The Cost of Alignment (Lost Labor Hours)
We treat time as infinite because it doesn’t show up on the hardware budget. Every hour in the theater is an hour stolen from the craft.
This creates a feedback loop of mediocrity. The high performers, the ones who actually want to build, eventually leave because they can’t stand the smell of the greasepaint. The ones who stay are the ones who get really, really good at the theater. They become the directors. They hire more actors. Pretty soon, you have a company of 444 people who are world-class at looking busy and absolutely incapable of shipping a product.
Focusing on the Needle Movers
I remember Natasha T.-M. telling me once that the most dangerous person in a room is the one who has nothing to lose by being quiet. In a corporate setting, that’s the person who doesn’t feel the need to perform.
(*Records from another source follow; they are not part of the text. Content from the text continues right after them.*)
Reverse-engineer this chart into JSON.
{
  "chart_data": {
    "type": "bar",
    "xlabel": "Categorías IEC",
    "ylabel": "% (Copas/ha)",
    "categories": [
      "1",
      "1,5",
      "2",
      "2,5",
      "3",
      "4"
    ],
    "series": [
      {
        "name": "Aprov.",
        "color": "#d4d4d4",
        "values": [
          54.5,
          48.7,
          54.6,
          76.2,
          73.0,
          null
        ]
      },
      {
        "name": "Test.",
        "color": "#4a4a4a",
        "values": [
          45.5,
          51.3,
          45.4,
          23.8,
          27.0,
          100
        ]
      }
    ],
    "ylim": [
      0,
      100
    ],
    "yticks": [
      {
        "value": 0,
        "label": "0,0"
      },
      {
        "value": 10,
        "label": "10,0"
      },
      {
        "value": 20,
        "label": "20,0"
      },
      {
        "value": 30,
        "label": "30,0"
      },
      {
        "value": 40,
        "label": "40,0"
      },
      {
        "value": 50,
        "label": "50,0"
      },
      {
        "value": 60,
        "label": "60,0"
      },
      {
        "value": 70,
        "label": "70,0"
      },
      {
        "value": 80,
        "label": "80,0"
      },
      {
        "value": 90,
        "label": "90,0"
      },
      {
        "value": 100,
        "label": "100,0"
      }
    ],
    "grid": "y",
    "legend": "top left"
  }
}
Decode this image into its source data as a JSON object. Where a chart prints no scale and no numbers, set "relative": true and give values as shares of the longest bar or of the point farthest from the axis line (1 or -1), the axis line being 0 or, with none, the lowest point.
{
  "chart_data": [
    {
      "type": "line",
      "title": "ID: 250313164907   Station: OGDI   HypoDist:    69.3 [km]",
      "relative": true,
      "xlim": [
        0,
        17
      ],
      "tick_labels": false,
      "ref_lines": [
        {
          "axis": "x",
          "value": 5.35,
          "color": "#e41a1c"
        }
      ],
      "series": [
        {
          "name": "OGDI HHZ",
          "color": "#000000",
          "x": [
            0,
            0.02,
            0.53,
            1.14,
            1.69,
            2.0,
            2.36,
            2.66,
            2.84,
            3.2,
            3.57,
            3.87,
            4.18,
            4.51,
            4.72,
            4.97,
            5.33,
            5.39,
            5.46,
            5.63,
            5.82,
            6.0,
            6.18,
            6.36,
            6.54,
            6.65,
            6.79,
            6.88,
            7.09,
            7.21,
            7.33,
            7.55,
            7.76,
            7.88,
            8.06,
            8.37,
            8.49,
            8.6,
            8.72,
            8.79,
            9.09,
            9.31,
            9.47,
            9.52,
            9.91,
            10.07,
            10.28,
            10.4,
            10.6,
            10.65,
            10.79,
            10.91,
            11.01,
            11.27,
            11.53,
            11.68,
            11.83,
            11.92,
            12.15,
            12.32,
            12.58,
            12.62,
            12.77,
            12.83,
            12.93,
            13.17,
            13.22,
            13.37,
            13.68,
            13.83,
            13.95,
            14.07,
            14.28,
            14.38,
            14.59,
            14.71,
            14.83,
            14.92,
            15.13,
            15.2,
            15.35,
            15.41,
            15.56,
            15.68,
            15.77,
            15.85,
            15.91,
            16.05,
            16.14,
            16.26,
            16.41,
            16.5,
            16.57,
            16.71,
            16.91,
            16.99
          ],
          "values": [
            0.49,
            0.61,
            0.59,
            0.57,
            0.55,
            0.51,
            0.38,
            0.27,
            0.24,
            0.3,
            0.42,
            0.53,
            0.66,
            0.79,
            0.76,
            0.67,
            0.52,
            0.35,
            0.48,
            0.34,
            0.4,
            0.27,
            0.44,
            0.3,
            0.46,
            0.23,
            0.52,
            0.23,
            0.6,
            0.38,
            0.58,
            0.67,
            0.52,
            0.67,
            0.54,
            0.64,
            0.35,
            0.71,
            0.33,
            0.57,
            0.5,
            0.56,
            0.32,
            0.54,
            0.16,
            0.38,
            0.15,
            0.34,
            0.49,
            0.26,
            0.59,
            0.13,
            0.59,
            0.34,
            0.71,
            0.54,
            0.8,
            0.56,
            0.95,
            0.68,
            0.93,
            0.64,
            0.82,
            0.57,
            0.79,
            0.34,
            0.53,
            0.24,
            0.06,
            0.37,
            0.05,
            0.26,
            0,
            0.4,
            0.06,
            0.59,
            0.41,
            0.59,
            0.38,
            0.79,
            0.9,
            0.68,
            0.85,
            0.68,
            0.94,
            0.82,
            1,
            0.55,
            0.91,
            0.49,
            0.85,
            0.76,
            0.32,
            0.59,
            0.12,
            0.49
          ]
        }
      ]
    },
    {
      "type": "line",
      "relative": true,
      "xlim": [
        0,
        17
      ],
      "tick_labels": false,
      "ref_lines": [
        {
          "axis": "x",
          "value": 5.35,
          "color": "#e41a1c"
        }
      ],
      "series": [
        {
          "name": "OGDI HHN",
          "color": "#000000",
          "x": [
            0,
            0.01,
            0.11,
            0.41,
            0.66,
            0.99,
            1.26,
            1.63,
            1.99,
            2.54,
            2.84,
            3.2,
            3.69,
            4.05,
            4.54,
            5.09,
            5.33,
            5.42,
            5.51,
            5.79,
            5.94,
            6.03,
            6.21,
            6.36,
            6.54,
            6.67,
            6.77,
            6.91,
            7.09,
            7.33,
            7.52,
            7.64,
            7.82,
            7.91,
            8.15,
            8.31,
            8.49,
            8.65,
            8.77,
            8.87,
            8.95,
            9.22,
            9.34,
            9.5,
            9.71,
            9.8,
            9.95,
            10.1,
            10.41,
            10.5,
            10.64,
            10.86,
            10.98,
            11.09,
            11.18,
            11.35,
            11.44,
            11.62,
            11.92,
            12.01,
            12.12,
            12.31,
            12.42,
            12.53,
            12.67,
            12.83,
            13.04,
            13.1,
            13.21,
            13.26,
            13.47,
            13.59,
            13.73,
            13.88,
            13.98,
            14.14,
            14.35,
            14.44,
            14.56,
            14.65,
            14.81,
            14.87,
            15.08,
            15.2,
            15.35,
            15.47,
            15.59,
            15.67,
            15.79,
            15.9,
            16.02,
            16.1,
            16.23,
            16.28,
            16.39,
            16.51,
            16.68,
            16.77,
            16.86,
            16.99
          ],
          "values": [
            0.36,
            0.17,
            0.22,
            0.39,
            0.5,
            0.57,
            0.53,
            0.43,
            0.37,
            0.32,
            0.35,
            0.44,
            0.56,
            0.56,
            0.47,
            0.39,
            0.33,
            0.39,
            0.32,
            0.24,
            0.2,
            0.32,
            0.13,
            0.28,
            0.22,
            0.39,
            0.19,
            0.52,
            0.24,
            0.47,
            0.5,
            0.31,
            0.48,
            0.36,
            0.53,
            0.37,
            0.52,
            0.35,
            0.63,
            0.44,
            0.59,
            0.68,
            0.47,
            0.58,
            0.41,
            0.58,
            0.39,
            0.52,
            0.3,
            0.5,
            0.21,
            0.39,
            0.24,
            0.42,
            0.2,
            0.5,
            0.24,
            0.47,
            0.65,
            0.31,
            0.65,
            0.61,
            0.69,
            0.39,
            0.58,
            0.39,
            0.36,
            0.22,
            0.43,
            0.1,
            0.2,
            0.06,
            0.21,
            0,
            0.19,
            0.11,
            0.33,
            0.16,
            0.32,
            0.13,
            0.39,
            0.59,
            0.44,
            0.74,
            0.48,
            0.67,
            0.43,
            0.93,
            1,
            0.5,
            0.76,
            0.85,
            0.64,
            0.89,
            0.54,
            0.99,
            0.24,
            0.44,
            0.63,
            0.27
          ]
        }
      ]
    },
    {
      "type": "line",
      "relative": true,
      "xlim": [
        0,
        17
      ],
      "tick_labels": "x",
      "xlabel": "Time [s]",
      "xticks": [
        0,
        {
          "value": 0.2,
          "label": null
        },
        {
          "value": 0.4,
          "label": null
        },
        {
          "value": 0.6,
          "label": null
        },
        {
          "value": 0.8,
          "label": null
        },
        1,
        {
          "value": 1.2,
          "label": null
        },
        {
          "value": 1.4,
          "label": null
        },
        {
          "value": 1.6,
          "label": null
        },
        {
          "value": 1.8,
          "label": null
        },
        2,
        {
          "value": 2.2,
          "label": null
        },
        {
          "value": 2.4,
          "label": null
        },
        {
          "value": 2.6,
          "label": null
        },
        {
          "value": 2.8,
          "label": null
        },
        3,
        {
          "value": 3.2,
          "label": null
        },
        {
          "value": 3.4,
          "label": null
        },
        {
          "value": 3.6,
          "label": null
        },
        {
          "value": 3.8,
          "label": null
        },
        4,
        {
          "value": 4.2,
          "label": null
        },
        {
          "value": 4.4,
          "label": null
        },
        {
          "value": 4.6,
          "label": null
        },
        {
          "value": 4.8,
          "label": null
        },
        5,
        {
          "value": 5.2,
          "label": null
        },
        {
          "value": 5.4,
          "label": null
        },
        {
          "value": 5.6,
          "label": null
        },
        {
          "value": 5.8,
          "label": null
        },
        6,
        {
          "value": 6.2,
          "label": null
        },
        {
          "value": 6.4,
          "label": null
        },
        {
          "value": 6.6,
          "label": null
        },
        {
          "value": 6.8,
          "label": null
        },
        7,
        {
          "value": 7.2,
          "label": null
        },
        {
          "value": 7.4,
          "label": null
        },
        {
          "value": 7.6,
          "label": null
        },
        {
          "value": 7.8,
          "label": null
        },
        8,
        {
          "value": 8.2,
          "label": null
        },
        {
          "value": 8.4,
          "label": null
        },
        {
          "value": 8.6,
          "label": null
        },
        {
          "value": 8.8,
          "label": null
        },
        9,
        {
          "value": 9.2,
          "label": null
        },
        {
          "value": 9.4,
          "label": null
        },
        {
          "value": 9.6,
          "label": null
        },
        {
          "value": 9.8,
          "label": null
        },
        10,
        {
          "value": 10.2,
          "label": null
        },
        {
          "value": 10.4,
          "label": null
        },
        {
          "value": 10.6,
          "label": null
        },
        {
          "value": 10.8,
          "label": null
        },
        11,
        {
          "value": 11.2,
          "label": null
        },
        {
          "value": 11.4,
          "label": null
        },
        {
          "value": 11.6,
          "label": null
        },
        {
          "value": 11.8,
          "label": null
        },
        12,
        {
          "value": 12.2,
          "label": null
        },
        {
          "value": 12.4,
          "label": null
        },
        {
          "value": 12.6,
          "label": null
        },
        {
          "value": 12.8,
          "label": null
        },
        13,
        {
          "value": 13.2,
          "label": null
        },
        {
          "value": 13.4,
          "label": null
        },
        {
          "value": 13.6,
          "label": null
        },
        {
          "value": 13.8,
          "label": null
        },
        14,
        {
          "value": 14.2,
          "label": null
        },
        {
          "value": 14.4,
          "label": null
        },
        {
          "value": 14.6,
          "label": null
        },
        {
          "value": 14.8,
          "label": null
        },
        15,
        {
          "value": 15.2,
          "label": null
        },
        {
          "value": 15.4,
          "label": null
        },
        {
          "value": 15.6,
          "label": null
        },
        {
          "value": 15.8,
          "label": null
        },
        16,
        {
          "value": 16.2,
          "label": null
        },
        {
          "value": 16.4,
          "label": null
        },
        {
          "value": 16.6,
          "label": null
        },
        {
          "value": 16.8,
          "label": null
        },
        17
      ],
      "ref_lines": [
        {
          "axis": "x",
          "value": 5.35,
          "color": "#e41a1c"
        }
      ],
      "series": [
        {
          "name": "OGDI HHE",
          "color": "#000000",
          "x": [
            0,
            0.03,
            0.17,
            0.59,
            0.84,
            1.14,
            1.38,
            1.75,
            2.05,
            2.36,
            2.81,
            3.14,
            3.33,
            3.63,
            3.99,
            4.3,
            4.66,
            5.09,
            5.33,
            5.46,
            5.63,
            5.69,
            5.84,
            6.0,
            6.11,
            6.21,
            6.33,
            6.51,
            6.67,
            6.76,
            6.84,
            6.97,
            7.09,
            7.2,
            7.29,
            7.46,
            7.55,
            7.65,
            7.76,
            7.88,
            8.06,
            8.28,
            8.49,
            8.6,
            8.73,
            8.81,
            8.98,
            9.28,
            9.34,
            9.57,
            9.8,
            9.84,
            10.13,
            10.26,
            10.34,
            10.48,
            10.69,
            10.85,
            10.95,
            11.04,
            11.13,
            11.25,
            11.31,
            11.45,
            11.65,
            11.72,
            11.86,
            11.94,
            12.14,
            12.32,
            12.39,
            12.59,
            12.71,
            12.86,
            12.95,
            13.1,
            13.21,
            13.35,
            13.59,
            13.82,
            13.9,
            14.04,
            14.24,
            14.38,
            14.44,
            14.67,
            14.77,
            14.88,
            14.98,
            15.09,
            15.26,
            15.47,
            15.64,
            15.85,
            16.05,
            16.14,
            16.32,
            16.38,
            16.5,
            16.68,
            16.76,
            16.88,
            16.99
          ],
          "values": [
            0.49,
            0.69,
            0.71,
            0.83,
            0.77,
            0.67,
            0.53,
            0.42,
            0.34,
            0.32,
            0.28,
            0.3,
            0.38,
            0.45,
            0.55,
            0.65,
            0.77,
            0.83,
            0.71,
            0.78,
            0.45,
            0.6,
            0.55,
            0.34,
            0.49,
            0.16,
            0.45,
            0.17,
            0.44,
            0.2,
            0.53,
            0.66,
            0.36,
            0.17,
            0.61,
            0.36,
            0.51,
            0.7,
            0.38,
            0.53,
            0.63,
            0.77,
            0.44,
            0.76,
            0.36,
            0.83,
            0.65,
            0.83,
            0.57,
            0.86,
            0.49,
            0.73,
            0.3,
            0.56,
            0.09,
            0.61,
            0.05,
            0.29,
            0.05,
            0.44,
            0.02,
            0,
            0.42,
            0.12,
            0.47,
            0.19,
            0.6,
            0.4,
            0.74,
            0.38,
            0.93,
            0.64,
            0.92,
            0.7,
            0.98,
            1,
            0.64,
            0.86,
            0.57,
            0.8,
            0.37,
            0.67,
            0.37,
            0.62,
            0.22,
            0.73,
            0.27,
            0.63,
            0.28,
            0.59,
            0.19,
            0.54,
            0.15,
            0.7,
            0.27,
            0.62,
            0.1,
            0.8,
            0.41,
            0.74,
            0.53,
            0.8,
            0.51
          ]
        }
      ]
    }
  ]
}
They are the ones who do the work, send the update, and then disappear to actually live their lives or dive back into the deep work. But our systems are currently rigged against them. We have confused presence with productivity. We have confused activity with achievement.
Theater Focus
Building Focus
There is a better way to look at this, a shift toward what actually moves the needle. Instead of vanity metrics-the number of tickets closed, the hours logged, the messages sent-we should be looking at resolution. How many problems were actually solved? How many customers are no longer frustrated? This is where tools that prioritize actual outcomes, such as Aissist, begin to make the old theater look like a relic of a bygone era.
We need to stop asking Jamal why he didn’t update his tickets by 4 PM and start asking why we gave him 4 tickets that didn’t need to exist in the first place. We need to create environments where silence is interpreted as focus, not absence. This requires a radical level of trust that most modern organizations simply aren’t equipped for. It’s easier to buy a dashboard than it is to trust a human being. It’s easier to mandate a 24-minute daily stand-up than it is to define clear, meaningful goals that don’t require constant policing.
The Shift in Focus (4 vs 444)
Things That Matter
The 17th Meeting
Moments
The irony is that we all grasp the absurdity. We all joke about the ‘meeting that could have been an email.’ We all have our little tricks to keep our Slack dot green while we’re actually taking a nap or, God forbid, thinking deeply about a complex problem. We are all complicit in the production. But the costume is getting heavy. The lights are too bright. The audience-the customers and the shareholders-is starting to notice that for all the frantic activity on stage, the story isn’t actually moving forward.
Stop the Play, Get Back to the Workshop
I think back to that empty fridge. It’s a metaphor for the modern workplace. We keep opening the door, hoping to see something new, something nourishing, something that justifies the energy we’ve spent walking over there. But if we don’t put anything of substance inside, if we just keep rearranging the empty condiment jars, we’re going to stay hungry.
We need to stop the play. We need to turn off the stage lights and get back into the workshop. The theater is expensive, it’s exhausting, and frankly, it’s a terrible show. It is time we stopped being actors and started being builders again, focusing on the 4 or 5 things that actually matter instead of the 444 things that just look good on a slide deck. The fourteenth ticket can wait. The seventeenth meeting can be cancelled. The real work is waiting for us in the quiet moments between the performances, and that is where the true value lies.